“At each of our meetings we will decide how fast to go and indeed, how far to go,” he said.
The RBA had spent a lot of time looking at data to see how households were coping with the rate hikes, Lowe said, as banks passed the rate hike on to mortgage holders and food and gasoline prices also rose with inflation.
While the economy was generally resilient, with plenty of savings, he said the bank already knew some households were struggling.
“Ultimately, however, our responsibility is a national one: we want to ensure that inflation is low and stable, that the country is fully employed and that the country’s financial stability is maintained,” he said.
“Against that big picture… [we] understand that it is not easy for many people right now.”
The RBA is also reviewing its response to the pandemic, which not only saw interest rates cut to record lows, but also spent more than $300 billion on a quantitative easing program in an effort to keep the money flowing through federal and state governments during the pandemic downturn.
In the dark early days of the pandemic, Lowe said there were credible forecasts that there would be tens of thousands of deaths, hospitals overrun and the unemployment rate soaring to 15 percent.

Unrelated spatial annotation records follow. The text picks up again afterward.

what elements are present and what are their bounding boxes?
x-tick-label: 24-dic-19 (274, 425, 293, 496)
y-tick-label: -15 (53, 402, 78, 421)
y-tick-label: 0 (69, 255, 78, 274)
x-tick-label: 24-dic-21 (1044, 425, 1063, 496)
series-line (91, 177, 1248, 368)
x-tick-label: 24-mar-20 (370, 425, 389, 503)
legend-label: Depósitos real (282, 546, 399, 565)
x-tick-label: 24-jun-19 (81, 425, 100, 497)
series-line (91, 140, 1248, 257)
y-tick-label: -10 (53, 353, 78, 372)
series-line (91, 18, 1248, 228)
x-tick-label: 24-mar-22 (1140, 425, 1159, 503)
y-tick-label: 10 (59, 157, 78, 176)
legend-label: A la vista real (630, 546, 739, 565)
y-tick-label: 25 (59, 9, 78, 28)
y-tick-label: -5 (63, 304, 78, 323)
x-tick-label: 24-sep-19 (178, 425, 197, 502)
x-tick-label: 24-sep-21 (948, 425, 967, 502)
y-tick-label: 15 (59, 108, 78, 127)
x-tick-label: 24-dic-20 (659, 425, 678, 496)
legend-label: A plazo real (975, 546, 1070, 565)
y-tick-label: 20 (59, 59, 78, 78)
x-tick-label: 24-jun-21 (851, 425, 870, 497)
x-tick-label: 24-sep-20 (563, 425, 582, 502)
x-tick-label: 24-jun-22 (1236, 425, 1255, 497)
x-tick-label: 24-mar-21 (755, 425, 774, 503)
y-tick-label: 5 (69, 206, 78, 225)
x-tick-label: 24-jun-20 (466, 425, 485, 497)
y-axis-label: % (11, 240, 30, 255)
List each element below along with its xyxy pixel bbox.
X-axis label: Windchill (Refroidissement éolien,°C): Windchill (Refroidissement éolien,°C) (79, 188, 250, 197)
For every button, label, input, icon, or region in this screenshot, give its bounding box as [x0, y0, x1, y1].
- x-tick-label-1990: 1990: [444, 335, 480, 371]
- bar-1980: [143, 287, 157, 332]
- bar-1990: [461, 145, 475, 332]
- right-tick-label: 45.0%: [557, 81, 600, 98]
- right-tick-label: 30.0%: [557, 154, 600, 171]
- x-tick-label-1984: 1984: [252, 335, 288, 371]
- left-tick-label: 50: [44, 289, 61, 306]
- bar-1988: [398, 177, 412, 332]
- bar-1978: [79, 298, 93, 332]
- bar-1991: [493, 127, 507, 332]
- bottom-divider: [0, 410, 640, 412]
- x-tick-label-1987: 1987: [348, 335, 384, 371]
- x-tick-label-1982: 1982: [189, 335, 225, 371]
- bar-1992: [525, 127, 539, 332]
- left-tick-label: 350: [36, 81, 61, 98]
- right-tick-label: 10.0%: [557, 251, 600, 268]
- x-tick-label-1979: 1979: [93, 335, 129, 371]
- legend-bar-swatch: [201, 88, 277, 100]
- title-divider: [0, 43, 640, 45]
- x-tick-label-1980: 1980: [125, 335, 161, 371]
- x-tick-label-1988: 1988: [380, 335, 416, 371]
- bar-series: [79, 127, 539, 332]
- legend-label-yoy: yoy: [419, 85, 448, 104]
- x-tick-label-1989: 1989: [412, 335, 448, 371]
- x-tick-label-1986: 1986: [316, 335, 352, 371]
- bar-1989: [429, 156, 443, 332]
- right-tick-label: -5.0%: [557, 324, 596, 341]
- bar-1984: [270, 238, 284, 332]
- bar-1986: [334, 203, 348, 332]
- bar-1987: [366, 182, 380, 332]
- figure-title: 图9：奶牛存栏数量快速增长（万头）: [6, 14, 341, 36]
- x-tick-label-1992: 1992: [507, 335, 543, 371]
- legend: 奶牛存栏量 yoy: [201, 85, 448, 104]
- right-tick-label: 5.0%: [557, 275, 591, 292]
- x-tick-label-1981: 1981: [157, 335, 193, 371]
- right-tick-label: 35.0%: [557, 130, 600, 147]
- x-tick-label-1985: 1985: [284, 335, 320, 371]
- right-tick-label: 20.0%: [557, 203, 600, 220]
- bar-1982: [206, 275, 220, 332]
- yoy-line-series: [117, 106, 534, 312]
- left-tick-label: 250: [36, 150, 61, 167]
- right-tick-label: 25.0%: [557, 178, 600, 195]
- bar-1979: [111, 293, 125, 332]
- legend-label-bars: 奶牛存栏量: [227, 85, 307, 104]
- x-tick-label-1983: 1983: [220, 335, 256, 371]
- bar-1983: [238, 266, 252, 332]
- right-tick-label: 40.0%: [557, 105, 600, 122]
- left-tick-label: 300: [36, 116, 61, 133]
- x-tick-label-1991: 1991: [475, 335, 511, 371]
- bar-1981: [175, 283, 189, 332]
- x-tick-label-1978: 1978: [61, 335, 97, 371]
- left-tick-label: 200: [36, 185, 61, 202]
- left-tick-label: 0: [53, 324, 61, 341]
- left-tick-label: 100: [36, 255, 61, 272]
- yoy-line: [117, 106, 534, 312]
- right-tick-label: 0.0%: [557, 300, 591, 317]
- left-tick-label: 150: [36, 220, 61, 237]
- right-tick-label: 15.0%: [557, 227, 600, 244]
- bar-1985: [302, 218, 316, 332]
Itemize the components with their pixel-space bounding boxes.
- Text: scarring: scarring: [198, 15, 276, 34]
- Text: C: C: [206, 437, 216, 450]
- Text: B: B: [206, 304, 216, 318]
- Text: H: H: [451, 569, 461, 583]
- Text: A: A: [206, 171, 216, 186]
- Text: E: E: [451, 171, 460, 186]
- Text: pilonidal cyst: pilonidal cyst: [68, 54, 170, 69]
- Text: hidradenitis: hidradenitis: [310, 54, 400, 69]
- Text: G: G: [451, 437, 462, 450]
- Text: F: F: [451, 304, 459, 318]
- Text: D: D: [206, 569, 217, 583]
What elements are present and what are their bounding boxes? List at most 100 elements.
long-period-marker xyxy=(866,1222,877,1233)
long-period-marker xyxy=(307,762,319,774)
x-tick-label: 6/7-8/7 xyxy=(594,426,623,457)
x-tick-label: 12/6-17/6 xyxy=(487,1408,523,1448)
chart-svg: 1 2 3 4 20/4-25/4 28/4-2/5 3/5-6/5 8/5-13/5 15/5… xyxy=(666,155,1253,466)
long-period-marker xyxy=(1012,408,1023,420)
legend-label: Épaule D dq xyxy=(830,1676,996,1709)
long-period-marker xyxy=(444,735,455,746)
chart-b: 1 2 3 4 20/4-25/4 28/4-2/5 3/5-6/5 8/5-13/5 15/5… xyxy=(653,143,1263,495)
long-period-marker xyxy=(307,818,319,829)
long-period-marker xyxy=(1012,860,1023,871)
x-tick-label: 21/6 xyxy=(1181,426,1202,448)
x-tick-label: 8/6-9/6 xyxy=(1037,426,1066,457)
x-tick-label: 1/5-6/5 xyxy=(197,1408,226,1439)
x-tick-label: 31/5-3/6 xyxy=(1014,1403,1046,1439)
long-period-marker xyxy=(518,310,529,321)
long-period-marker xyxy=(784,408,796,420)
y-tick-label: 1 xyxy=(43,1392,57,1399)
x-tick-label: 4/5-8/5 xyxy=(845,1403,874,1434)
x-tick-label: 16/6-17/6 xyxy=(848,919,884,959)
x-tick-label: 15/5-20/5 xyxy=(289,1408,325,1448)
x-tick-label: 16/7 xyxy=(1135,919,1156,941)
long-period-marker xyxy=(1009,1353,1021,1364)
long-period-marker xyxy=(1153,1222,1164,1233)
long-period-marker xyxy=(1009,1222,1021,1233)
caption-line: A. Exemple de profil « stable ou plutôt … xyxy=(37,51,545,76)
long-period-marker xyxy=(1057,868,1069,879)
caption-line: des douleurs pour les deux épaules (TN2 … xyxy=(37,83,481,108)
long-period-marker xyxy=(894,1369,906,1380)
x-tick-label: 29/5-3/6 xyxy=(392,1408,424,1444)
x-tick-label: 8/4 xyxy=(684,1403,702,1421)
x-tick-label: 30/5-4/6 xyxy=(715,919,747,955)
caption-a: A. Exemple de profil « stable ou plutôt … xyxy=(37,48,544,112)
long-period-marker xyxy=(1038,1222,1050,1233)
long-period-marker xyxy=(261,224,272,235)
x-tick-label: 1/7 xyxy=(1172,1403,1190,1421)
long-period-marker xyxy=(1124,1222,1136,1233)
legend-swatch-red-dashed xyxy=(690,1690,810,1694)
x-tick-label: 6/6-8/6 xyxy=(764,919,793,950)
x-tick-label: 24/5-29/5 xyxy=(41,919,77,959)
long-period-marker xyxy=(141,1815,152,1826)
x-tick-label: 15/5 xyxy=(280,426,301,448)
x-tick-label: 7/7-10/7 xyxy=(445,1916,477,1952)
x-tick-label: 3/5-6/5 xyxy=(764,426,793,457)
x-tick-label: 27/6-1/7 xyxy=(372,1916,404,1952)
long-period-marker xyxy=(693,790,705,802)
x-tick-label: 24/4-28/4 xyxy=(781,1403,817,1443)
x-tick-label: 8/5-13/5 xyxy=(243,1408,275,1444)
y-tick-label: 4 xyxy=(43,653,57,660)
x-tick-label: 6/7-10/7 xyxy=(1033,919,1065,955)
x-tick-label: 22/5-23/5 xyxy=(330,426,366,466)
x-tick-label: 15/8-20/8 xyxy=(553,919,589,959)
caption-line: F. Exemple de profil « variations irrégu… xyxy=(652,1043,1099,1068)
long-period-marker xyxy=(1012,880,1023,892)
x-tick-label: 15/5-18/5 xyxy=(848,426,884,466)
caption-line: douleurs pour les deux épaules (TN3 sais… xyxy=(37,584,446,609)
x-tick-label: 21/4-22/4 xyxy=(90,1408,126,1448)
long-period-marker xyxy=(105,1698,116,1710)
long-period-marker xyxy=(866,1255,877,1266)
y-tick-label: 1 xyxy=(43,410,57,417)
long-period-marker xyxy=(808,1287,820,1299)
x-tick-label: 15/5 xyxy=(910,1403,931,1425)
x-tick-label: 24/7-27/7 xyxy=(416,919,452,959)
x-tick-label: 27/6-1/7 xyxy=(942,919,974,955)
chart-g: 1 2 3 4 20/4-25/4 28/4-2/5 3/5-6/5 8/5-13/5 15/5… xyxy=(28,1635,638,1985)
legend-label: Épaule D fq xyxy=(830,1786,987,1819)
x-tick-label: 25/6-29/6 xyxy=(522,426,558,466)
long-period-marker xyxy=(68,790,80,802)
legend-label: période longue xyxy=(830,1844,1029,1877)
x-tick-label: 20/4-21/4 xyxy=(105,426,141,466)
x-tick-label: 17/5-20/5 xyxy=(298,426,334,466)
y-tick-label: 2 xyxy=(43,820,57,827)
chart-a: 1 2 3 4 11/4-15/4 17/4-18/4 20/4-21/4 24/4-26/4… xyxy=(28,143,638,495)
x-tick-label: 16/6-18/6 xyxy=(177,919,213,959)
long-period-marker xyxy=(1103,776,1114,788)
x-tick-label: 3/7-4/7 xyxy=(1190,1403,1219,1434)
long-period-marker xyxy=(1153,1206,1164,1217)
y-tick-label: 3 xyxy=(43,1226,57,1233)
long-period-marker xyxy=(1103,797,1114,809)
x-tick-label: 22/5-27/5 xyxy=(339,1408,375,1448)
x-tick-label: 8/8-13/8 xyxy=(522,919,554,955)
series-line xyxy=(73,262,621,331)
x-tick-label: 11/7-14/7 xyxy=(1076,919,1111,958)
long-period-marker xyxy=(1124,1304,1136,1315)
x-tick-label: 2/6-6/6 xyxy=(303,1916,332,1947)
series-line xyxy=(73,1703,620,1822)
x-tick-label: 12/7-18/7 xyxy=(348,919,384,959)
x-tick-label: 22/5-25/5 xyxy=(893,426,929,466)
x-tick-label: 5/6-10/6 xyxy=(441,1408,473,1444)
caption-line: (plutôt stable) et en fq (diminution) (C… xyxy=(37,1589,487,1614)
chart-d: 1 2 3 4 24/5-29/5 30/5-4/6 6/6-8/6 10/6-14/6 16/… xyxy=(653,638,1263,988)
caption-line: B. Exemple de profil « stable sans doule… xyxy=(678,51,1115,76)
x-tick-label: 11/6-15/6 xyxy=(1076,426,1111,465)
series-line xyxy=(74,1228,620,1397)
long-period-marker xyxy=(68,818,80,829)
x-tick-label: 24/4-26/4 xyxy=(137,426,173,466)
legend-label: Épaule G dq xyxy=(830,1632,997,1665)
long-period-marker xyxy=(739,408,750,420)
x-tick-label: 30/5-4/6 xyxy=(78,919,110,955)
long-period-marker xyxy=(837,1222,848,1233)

“We looked into the canyon which was very scary. We wanted to build a bridge to the other side,” Lowe said.
“My view is that by and large the country was right. We went through incredibly scary, harmful times. We have taken out many insurance policies. I think it was the right thing to do, but I accept that others will think differently.”
The RBA was determined to learn from his experience, he said, and looked at it through a series of assessments of its response to the pandemic, to be published in the coming months.